Она видела, что удовлетворенное тщеславие не может наполнить всю жизнь, не может заставить забыть действительных неприятностей, и мало-помалу похвалы окружающих стали радовать ее меньше прежнего. Она стала делать меньше усилий, чтобы заслуживать их, она стала даже находить оскорбительным, когда ею восхищались за ее богатый наряд; ей думалось, что лучше было бы жить с людьми, которые не видели бы в ней только богатую барышню, а уважали бы ее одинаково во всяком костюме, во всякой обстановке.

Глава XIV

Прошло четыре года. К дому Ивана Ильича Миртова подъехала карета, и из нее вышла бледная молодая девушка в глубоком трауре. Это была Анна. Она возвращалась с кладбища, куда за месяц перед тем проводила отца своего.

Последние полгода Матвей Ильич не вставал с постели, и только усердные заботы дочери поддерживали его жизнь. Тяжело было Анне ходить за больным, часто утомлялась она, иногда даже в душе роптала на свою несчастную судьбу, но теперь, когда отца не стало, она вдруг почувствовала, как сильно за эти последние годы привязалась к нему, как он был дорог ей именно, может быть, потому, что он нуждался в ней, что она привыкла заботиться о нем. Она знала, что, несмотря на его капризы и часто эгоистичные требования, он любил ее, и полюбил особенно в последнее время, когда она мало-помалу сделалась для него кроткой и преданной сиделкой, и теперь она чувствовала себя одинокой, вполне сиротой.

Ей казалось, что она готова отдать целые годы своей жизни, чтобы снова вернуть те бессонные ночи, которые она проводила у постели больного, те часы тревог и беспокойств, когда ему становилось хуже, те минуты радости, когда доктора подавали надежду на его выздоровление. Все, что было неприятного и тяжелого в ее отношениях к отцу, совершенно исчезло, она помнила одно, что навек простилась с любимым и любившим ее существом.

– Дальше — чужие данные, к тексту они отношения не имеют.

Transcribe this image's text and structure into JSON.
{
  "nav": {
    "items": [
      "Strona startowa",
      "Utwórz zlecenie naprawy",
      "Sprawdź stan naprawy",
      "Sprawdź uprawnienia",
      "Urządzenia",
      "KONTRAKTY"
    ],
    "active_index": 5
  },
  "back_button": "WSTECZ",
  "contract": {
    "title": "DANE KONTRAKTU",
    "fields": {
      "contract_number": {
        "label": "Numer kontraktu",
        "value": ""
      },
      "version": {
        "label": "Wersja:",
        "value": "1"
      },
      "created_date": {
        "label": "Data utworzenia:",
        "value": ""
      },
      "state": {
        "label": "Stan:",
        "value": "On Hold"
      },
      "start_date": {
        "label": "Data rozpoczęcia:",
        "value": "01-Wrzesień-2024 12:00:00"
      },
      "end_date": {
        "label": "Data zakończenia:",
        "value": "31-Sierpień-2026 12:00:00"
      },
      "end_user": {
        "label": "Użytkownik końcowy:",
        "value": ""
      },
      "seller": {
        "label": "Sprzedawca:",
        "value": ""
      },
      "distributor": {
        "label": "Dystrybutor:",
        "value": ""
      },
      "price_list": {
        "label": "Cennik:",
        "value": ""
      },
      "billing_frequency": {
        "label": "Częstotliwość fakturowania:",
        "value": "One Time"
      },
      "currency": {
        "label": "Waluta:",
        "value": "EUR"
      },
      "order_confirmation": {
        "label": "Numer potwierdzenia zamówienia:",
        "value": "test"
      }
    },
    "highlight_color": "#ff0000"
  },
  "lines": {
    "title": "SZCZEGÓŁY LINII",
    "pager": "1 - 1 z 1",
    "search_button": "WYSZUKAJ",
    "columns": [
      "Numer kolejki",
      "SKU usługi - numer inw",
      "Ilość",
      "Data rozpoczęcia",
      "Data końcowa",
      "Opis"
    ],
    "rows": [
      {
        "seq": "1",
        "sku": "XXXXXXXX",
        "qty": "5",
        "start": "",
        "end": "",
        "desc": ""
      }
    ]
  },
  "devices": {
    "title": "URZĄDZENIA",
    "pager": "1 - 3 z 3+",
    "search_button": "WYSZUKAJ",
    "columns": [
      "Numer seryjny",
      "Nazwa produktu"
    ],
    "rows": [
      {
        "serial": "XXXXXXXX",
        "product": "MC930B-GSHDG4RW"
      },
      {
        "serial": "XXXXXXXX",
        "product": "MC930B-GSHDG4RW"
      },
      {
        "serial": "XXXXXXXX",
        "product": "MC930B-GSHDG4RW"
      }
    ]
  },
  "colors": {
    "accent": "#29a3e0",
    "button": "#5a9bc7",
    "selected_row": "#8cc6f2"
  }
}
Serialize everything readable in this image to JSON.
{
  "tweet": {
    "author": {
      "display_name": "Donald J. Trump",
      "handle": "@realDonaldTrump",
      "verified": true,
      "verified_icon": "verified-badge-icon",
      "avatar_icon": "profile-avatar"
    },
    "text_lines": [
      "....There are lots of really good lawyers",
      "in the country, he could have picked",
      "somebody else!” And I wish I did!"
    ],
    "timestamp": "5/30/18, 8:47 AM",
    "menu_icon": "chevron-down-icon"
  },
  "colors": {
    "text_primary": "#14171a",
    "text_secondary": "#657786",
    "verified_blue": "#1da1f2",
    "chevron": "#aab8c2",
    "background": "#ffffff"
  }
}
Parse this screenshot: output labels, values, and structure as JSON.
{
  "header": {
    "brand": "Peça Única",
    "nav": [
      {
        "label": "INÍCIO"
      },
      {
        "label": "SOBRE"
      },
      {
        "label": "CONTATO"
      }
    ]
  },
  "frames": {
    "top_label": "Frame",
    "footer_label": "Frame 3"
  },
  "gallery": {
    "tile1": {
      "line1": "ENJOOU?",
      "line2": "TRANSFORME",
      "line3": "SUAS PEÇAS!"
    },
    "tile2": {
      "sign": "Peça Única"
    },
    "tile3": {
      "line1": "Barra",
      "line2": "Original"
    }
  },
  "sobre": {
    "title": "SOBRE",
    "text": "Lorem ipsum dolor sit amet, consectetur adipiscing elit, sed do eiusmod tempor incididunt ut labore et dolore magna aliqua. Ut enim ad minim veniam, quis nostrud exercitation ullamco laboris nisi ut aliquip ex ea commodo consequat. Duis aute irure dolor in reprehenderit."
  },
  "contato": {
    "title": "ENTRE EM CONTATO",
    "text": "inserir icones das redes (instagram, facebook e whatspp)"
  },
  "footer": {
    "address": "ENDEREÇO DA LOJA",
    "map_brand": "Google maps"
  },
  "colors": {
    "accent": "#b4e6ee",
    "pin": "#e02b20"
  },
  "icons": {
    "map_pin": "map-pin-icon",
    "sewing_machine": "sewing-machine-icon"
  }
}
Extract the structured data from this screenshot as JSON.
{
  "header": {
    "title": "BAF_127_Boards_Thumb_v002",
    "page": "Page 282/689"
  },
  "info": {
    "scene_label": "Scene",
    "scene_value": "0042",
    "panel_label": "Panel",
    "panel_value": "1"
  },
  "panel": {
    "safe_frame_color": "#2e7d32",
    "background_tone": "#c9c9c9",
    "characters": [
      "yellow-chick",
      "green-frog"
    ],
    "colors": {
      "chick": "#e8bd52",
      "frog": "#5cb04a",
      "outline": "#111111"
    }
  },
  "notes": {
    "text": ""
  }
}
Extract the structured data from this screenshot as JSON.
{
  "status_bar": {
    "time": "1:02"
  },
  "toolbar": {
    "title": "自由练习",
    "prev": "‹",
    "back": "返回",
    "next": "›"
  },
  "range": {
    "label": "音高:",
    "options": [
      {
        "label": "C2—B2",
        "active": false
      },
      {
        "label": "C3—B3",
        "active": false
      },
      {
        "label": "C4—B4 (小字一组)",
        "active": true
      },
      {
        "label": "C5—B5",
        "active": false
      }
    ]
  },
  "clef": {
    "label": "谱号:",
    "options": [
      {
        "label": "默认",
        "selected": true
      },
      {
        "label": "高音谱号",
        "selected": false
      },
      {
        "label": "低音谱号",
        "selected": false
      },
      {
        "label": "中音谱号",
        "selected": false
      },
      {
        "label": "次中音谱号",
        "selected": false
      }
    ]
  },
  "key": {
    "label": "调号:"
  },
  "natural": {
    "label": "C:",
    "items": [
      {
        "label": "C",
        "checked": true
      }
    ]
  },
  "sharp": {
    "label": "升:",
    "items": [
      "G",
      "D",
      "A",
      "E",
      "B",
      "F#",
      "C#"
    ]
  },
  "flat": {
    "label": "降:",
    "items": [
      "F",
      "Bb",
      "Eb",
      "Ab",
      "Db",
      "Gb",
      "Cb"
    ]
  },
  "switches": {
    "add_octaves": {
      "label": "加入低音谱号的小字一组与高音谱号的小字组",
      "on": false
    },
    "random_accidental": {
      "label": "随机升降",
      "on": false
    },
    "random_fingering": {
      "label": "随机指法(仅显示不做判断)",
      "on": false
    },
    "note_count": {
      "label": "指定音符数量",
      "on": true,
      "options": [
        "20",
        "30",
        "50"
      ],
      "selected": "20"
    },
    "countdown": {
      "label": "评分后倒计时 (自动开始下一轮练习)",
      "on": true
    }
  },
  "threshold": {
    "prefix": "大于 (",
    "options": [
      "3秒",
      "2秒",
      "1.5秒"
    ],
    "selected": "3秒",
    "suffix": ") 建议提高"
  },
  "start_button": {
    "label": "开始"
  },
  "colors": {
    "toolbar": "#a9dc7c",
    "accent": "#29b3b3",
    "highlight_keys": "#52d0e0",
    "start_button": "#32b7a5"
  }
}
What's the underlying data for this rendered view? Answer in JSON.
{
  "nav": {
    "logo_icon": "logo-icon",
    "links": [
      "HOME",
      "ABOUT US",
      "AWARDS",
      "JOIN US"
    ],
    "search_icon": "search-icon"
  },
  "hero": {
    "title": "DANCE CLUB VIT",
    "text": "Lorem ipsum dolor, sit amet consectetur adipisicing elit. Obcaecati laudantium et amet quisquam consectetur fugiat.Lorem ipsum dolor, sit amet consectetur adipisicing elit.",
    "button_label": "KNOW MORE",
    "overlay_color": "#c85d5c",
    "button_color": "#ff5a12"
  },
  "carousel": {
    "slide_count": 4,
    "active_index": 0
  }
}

После похорон она переехала к дяде. И дядя, и тетка были добры к ней; впрочем, она была так поглощена своим горем, что едва замечала отношения к ней окружающих; надобно было выказать ей слишком горячую любовь, чтобы тронуть ее, а и того, и другого трудно было ожидать со стороны Ивана Ильича и его жены.

Анна вошла в переднюю, машинально скинула пальто на руки отворявшего ей дверь слуги и хотела пройти прямо в свою комнату, чтобы там поплакать на свободе. Слуга остановил ее.

— Барин просят вас, барышня, к ним в кабинет, — доложил он ей.

Анна несколько удивилась этой просьбе и тотчас же направилась к кабинету дяди. За письменным столом, заваленным целою грудою бумаг, сидел Иван Ильич с печальным, озабоченным видом, а в нескольких шагах от него полулежала в большом кресле Татьяна Алексеевна.

— Ты сейчас с кладбища, — сказал Иван Ильич, протягивая руку племяннице и оглядывая ее ласково сострадательным взглядом, — мне не хотелось беспокоить тебя, но жена находит, что чем скорее выяснить положение вещей, тем лучше. Можешь ты вынести деловой разговор?

— Конечно, дядя, — отвечала девушка, садясь на стул подле стола.

— Видишь ли, друг мой, я по твоей просьбе взялся привести в ясность дела отца твоего, чтобы ты могла знать, какое состояние осталось тебе. Дело было нелегкое… покойник не особенно любил порядок… мне пришлось работать не одному… но это все равно… одним словом, теперь все ясно.

— Ну, и что же? — спросила Анна довольно равнодушно: не все ли равно для нее? Ведь никакие деньги не вернут ей отца.

— Да видишь ли, душа моя… — Иван Ильич, видимо, колебался сообщить племяннице неприятную весть. — Дело-то плохо… по правде сказать, если продать все, что осталось, до последней нитки, то едва ли удастся заплатить все долги… Это, конечно, очень тяжело, но ты должна привыкнуть к мысли, что ты совсем бедная девушка.

— Я этого ожидала, — с прежним равнодушием проговорила Анна.

— Ты этого ожидала?! Вот странно! — вскричала Татьяна Алексеевна. — Что же ты думаешь делать?

Анна с недоумением посмотрела на тетку.

— Вот видишь ли, моя милая, — с еще большим смущением заговорил Иван Ильич, — мы с женой, конечно, очень рады, что ты у нас, и ты, конечно, можешь оставаться, сколько тебе угодно, но мы думаем, что поселиться тебе навсегда будет неудобно… да и, кроме того, у нас такая обстановка… жена находит, что тебе следовало бы от нее отвыкать, а впрочем… мы, конечно…

— Благодарю вас, дядя, — прервала его Анна. — Я рада, что вы высказались откровенно; я постараюсь недолго стеснять вас собой. — С этими словами она встала, быстро вышла из кабинета и почти бегом бросилась в свою комнату.

«Нищая! И как нищую выгнали из дому!» — мелькнуло у нее в голове. Она не плакала, она была так подавлена случившимся, что не могла ни плакать, ни думать.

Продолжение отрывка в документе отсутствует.